Curiously, the Vanguard Communications Services ETF (VOX)—formerly the Vanguard Telecommunications Services ETF—is also impacted by the GICS change, but does not show the same heartbeat pattern in its flows as VGT and VCR. But there's a good reason for that, too.
Why Heartbeat Appears
Elisabeth Kashner, director of research and analytics for FactSet, first uncovered the appearance of the "heartbeat" pattern in ETF flows data, noting that these large, equal-but-opposite flows in and out of an ETF typically showed up around the fund's rebalance dates (read: "The Heartbeat Of Tax Efficiency").
The heartbeat, she theorized, was tell-tale evidence of a trade that allows ETF managers to reduce the significant capital gains that would otherwise result from large rebalance and reconstitution trades.
By using the in-kind redemption process unique to ETFs, wherein fund shares can be swapped for their underlying securities rather than sold, portfolio managers can wash out appreciated, high-tax-burden stock positions and minimize an ETF's overall capital gains.
To do so, an anonymous donor (usually a market maker) provides an injection of short-term capital in advance of rebalance dates to fund share creations. That capital can be returned as soon as those shares are redeemed, usually within the week (read: "The Players Behind ETF Tax Efficiency").
This inflow/outflow pattern most often happens in high-turnover products, such as smart-beta funds and actively managed funds, which can't always find enough opportunities to wash out capital gains through the course of day-to-day trading. But it can also appear when funds experience significant changes to their underlying indexes.
Vanguard's Indexes Change
On May 3, VGT, VCR and VOX all changed their underlying benchmarks to custom transitionary MSCI indexes, in advance of the impending GICS change.
"The transition to the new benchmarks is not expected to result in material capital gains distributions to shareholders," wrote Vanguard in a March press release announcing the index changes.
During the transition, VGT and VCR will lose constituent stocks to the new communications services sector, tracked by VOX. That means VGT and VCR will need to get rid of relevant stocks, while VOX will need to acquire them.

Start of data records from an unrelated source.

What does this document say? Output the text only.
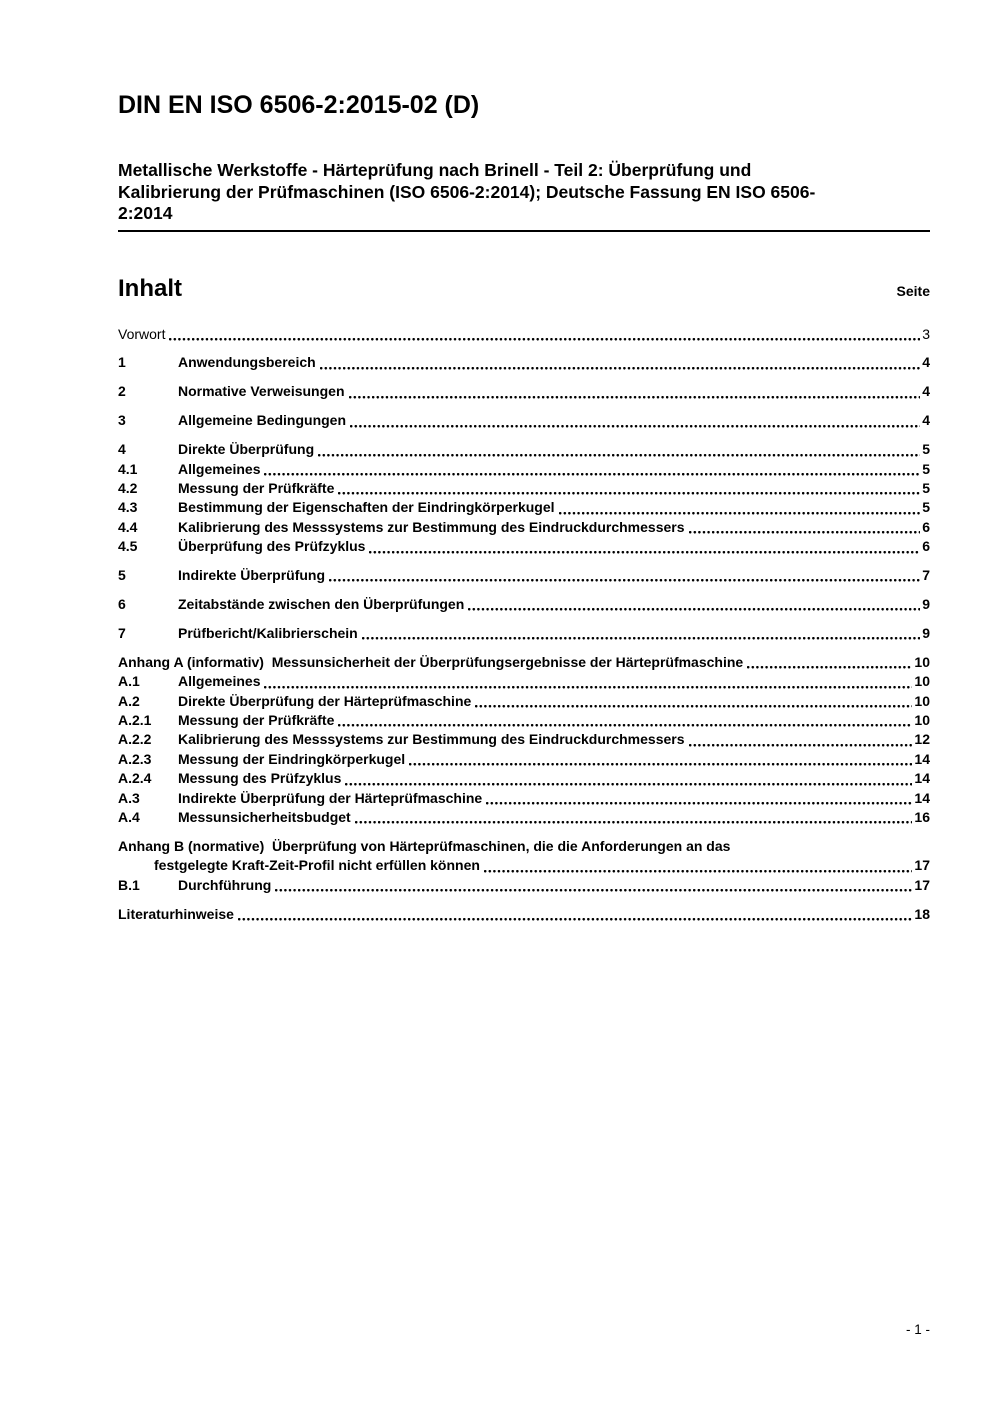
DIN EN ISO 6506-2:2015-02 (D)
Metallische Werkstoffe - Härteprüfung nach Brinell - Teil 2: Überprüfung und
Kalibrierung der Prüfmaschinen (ISO 6506-2:2014); Deutsche Fassung EN ISO 6506-
2:2014
Inhalt	Seite
Vorwort	3
1	Anwendungsbereich	4
2	Normative Verweisungen	4
3	Allgemeine Bedingungen	4
4	Direkte Überprüfung	5
4.1	Allgemeines	5
4.2	Messung der Prüfkräfte	5
4.3	Bestimmung der Eigenschaften der Eindringkörperkugel	5
4.4	Kalibrierung des Messsystems zur Bestimmung des Eindruckdurchmessers	6
4.5	Überprüfung des Prüfzyklus	6
5	Indirekte Überprüfung	7
6	Zeitabstände zwischen den Überprüfungen	9
7	Prüfbericht/Kalibrierschein	9
Anhang A (informativ)  Messunsicherheit der Überprüfungsergebnisse der Härteprüfmaschine	10
A.1	Allgemeines	10
A.2	Direkte Überprüfung der Härteprüfmaschine	10
A.2.1	Messung der Prüfkräfte	10
A.2.2	Kalibrierung des Messsystems zur Bestimmung des Eindruckdurchmessers	12
A.2.3	Messung der Eindringkörperkugel	14
A.2.4	Messung des Prüfzyklus	14
A.3	Indirekte Überprüfung der Härteprüfmaschine	14
A.4	Messunsicherheitsbudget	16
Anhang B (normative)  Überprüfung von Härteprüfmaschinen, die die Anforderungen an das
festgelegte Kraft-Zeit-Profil nicht erfüllen können	17
B.1	Durchführung	17
Literaturhinweise	18
- 1 -
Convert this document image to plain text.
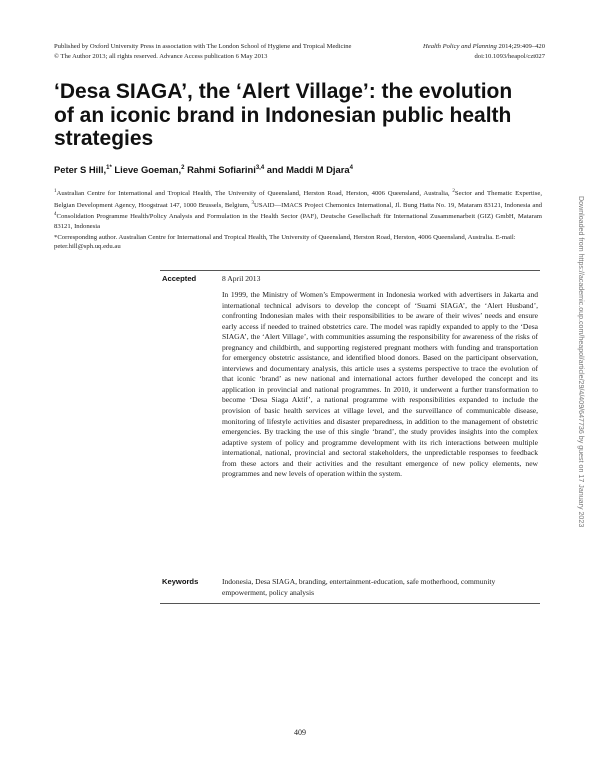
Published by Oxford University Press in association with The London School of Hygiene and Tropical Medicine
© The Author 2013; all rights reserved. Advance Access publication 6 May 2013
Health Policy and Planning 2014;29:409–420
doi:10.1093/heapol/czt027
‘Desa SIAGA’, the ‘Alert Village’: the evolution of an iconic brand in Indonesian public health strategies
Peter S Hill,$^{1*}$ Lieve Goeman,$^2$ Rahmi Sofiarini$^{3,4}$ and Maddi M Djara$^4$
$^1$Australian Centre for International and Tropical Health, The University of Queensland, Herston Road, Herston, 4006 Queensland, Australia, $^2$Sector and Thematic Expertise, Belgian Development Agency, Hoogstraat 147, 1000 Brussels, Belgium, $^3$USAID—IMACS Project Chemonics International, Jl. Bung Hatta No. 19, Mataram 83121, Indonesia and $^4$Consolidation Programme Health/Policy Analysis and Formulation in the Health Sector (PAF), Deutsche Gesellschaft für International Zusammenarbeit (GIZ) GmbH, Mataram 83121, Indonesia
*Corresponding author. Australian Centre for International and Tropical Health, The University of Queensland, Herston Road, Herston, 4006 Queensland, Australia. E-mail: peter.hill@sph.uq.edu.au
Accepted	8 April 2013

In 1999, the Ministry of Women’s Empowerment in Indonesia worked with advertisers in Jakarta and international technical advisors to develop the concept of ‘Suami SIAGA’, the ‘Alert Husband’, confronting Indonesian males with their responsibilities to be aware of their wives’ needs and ensure early access if needed to trained obstetrics care. The model was rapidly expanded to apply to the ‘Desa SIAGA’, the ‘Alert Village’, with communities assuming the responsibility for awareness of the risks of pregnancy and childbirth, and supporting registered pregnant mothers with funding and transportation for emergency obstetric assistance, and identified blood donors. Based on the participant observation, interviews and documentary analysis, this article uses a systems perspective to trace the evolution of that iconic ‘brand’ as new national and international actors further developed the concept and its application in provincial and national programmes. In 2010, it underwent a further transformation to become ‘Desa Siaga Aktif’, a national programme with responsibilities expanded to include the provision of basic health services at village level, and the surveillance of communicable disease, monitoring of lifestyle activities and disaster preparedness, in addition to the management of obstetric emergencies. By tracking the use of this single ‘brand’, the study provides insights into the complex adaptive system of policy and programme development with its rich interactions between multiple international, national, provincial and sectoral stakeholders, the unpredictable responses to feedback from these actors and their activities and the resultant emergence of new policy elements, new programmes and new levels of operation within the system.

Keywords	Indonesia, Desa SIAGA, branding, entertainment-education, safe motherhood, community empowerment, policy analysis
Downloaded from https://academic.oup.com/heapol/article/29/4/409/647736 by guest on 17 January 2023
409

A good way to avoid realizing capital gains in VGT and VCR, then, would be for Vanguard to use the special ETF redemption process to swap out, rather than sell, those stocks whose classifications are changing. If that trade were made, then a heartbeat pattern should show up in the flows data for both VGT and VCR—just as we have seen.
VOX, meanwhile, can simply purchase the new stocks as needed, or use in-kind creations in much the same way. No heartbeat pattern should show up in its flows data, and indeed, none exists.
The evidence suggests, then, that the heartbeat pattern that has emerged in VGT and VCR's flows data since May is Vanguard's way of minimizing capital gains as those funds make a sector transition that will affect upward of 15% of the stocks in VGT and 12% of the stocks in VCR.
Hidden Costs To The Heartbeat
Yet there is one caveat to all this: Trading activities around rebalancing are not free, as Kashner found. The expense of rebalancing adds up, resulting in a cost passed on to investors that, in some cases, can be equivalent to a substantial portion of the fund's usual annual expenses.
In any rebalance trade, Kashner said in an email statement to ETF.com, there will be winners and there will be losers.
"Winners include investors in taxable accounts, who avoid capital gains, including all share classes that jointly own the portfolios of VGT and VCR. Market makers and the broker-dealer who works the trade are also winners,” she said.
"Losers include investors in tax-sheltered accounts. Also, all shareholders lose by the amount that the market makers and broker-dealers win," Kashner added, though this has more to do with timing of a market trade than the heartbeat flow pattern, specifically.
Vanguard declined to comment for this article.